Cuando nos levantamos aquella mañana no sabíamos en dónde poner el
cuerpo. Era ya tarde, más de las diez. Para un niño de nueve años, tan
enamorado como yo del movimiento y de la vida que pasaba a mí alrededor,
el último día del colegio era siempre como un enorme portón de acero a
través del cual no se veía nada. Quiero decir que no sólo no echaba de
menos las clases y los profesores, sino que incluso sentía en alguna
esquina del alma que todo aquello no existía.

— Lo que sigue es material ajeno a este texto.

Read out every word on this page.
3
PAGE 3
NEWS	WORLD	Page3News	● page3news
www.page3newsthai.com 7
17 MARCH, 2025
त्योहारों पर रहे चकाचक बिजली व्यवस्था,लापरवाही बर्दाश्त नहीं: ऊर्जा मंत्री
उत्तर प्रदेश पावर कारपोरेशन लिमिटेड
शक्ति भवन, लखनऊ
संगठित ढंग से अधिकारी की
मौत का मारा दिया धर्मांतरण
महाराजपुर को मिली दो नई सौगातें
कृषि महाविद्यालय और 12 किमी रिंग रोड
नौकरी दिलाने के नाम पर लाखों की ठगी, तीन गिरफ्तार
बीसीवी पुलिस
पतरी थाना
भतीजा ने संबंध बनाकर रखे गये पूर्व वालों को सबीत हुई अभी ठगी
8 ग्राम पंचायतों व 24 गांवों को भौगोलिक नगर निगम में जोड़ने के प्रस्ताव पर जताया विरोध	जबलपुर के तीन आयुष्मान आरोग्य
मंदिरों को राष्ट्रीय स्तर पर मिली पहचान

Y no porque lo odiase;
sencillamente no pensaba en ello, el colegio se había volatilizado. De
modo que cada mañana era una alegría nueva, incluso una mañana como
aquella en que el calor levantino pesaba como una piedra. ¿ Era sábado
tal vez?.
Las chicharras atronaban por todas partes, el sol parecía pegado en el
suelo como una hoguera infinita. A los ocho años y en esas
circunstancias sólo piensa uno en resolver los problemas que siente en
su piel. Imagino que desayuné más o menos como todos los días, que mi
madre me dio un beso como todos los días, que me mandó alguna cosa...
-Mama, yo voy a darme un baño a las balsas.
-No quiero que vayas solo
-Pues me voy con José.
Pero José tendría entonces unos doce años. Ni siquiera solía yo darle
opción a que opinara sobre mis deseos. Si tenía calor, le decía que me
acompañara a darnos un baño y no imaginaba contradecirme. No desde luego
por sometimiento a la autoridad de su hermano menor, sino porque era
aquello mismo lo que él deseaba plantear. Pero sólo tenía doce años.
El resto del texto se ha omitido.